How well do you know your wife?
I opened the second.
She’s lying to you.
On the last:
Ask her about your daughter.
Fifteen
Damien looked at me expectantly, waiting for a response. His blue eyes, usually alive with warmth and humour, studied me coldly. His jawline was peppered with days-old stubble, and it made him appear older than his forty-one years. He looked exhausted, all of it my fault.
‘I tried to write them off as a prank,’ he said, ‘but then…’
His sentence was cut short, though I knew it wouldn’t be long before the truth of his feelings spilled from him. Whatever it was he wanted to say, I was unlikely to come out of it looking innocent.
‘But then what?’
He studied my face for a moment, as though expecting to find a silent admission somewhere in my expression. ‘But then you haven’t really been yourself recently. I’ve known something’s going on, I just haven’t known what.’

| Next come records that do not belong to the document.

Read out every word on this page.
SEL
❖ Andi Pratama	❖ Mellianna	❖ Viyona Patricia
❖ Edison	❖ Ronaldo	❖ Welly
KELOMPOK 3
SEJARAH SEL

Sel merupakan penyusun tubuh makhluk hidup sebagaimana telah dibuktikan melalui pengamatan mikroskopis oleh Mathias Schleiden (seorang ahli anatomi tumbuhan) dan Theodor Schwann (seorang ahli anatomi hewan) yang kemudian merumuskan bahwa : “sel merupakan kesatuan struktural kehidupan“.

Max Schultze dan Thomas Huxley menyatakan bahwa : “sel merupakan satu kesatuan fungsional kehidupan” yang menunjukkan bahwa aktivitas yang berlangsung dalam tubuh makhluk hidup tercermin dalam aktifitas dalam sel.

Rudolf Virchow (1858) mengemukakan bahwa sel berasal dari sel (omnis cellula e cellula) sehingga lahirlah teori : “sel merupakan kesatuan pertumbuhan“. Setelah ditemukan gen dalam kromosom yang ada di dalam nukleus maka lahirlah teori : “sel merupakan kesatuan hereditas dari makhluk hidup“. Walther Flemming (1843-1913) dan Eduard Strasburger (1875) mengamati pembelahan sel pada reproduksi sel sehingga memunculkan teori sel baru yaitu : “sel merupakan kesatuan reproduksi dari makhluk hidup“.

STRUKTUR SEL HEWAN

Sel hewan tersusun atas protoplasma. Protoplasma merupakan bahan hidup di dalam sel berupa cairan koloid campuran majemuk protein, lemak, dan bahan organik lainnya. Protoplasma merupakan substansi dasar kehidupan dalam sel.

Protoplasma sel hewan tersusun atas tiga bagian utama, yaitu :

I could feel my heart rate quickening, sick at the thought of what the notes might refer to. ‘When did you get these?’ I asked.
‘First one came about six weeks ago.’
I nodded, trying to work out just how long Damien’s increasingly strange and distant behaviour had started. I couldn’t recall exactly, but there seemed more than a chance that it had coincided with the arrival of the first of these notes.
‘I was going to tell you.’
‘Going to tell me what?’ He was waiting for the worst; it was visible in the tension gathered in his shoulders and the rigid straightness of his back. I pushed a hand through my hair, sweeping it back from my face, and sat down at the table opposite him, still aware of the laptop between us, still wondering what secrets it might hide.
‘Don’t be angry with me, please. I didn’t say anything because I thought I could sort it out before it escalated.’
‘Sort what out?’ His jaw was tensed with suppressed frustration. I didn’t blame him for being angry. He had been kept in the dark when I should have told him the truth from the beginning. We were a family. We were supposed to face everything together.
‘Lily has been involved with someone.’
It was the only thing the notes could be referring to, or at least the only thing I would allow myself to believe a possibility.
‘Someone…’
I sighed, knowing I couldn’t avoid the facts, no matter how much I might have liked to. ‘An older man.’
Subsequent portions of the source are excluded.